Dios viene junto al que sufre. Está con el que sufre. Como un amigo al que nada aparta, al que nadie hace huir de miedo. Pues el sufrimiento de los demás produce miedo: vuelve miedoso o agresivo, da ganas de matar o de matarse, de salvarse o de salvar.
Estar ahí, quedarse ahí, y de tal modo que el que sufre no necesita ocultarse a sí mismo, o encerrarse o tener miedo de sí mismo y de lo que lee en la mirada del testigo de su sufrimiento. Y de tal modo que ve que alguien viene para algo, para explicarle lo que debería hacer, o pedirle cuentas, o darle lecciones.
Sino para estar con él. Para ser lo que es y para que él sea lo que es. ¡Oh sufrimiento, oh muerte, oh hombre, “si supieras el don de Dios”...! Si supieras qué insólita victoria sobre el sufrimiento y la muerte representa esta muerte de Jesús, este hecho de que lo-que-Dios-dice-de-sí-mismo haya conocido tan humanamente el sufrimiento y la muerte…

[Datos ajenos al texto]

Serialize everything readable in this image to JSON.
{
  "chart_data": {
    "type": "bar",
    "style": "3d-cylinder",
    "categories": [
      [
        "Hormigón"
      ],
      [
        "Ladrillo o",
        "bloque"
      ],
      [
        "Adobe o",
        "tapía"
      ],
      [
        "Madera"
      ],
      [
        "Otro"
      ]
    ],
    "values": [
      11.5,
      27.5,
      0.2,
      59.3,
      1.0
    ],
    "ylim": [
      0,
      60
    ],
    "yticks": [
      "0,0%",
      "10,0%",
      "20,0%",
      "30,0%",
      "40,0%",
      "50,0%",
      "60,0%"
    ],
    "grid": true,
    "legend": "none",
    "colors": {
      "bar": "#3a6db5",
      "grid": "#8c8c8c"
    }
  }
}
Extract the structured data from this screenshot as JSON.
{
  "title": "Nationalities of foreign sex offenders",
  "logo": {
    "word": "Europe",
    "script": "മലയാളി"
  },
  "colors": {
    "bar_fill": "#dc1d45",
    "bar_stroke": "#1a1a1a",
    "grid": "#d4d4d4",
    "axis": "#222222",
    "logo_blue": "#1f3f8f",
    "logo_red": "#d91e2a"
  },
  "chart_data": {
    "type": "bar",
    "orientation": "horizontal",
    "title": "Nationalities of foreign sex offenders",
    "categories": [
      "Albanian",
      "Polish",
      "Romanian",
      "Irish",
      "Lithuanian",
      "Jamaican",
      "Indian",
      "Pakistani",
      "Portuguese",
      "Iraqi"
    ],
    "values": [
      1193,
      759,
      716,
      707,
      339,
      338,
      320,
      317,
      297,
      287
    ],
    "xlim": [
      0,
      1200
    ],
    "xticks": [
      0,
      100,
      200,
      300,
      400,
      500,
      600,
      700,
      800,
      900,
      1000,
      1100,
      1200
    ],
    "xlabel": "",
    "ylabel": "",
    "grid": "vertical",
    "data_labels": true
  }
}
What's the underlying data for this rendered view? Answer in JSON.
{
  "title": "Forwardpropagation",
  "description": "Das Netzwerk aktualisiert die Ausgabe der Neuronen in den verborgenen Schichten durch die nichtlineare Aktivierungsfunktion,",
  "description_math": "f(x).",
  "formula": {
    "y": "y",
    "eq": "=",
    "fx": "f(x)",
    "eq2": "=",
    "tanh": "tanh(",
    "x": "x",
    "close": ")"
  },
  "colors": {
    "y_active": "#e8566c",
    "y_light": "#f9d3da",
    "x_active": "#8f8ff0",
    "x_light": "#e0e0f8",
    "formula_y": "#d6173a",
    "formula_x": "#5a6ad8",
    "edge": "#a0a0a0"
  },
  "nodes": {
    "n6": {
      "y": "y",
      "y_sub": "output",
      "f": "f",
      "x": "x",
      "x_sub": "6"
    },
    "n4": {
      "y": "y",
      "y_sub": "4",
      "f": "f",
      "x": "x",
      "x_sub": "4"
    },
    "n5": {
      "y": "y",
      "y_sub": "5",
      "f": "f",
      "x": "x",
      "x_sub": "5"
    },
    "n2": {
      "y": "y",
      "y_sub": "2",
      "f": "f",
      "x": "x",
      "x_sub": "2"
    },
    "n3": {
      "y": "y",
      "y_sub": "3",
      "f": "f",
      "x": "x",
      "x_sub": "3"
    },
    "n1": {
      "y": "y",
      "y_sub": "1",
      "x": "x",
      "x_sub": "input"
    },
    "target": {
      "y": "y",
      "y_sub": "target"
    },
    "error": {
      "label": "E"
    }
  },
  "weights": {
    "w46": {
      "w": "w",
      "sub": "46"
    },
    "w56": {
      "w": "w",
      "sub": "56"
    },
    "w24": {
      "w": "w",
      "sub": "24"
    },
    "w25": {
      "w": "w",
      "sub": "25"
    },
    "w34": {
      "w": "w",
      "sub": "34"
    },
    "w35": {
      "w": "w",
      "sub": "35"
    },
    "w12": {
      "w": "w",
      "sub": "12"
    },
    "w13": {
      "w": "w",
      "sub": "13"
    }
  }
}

Alguien está contigo. Alguien puede estar contigo. Tú no eres para él un enemigo porque seas desgraciado y mortal. Tú no serás expulsado o condenado porque seas víctima del sufrimiento y de la muerte. No tienes por qué tener vergüenza de lo que eres. De sentirte mal por lo que eres. Un hombre. Ecce homo.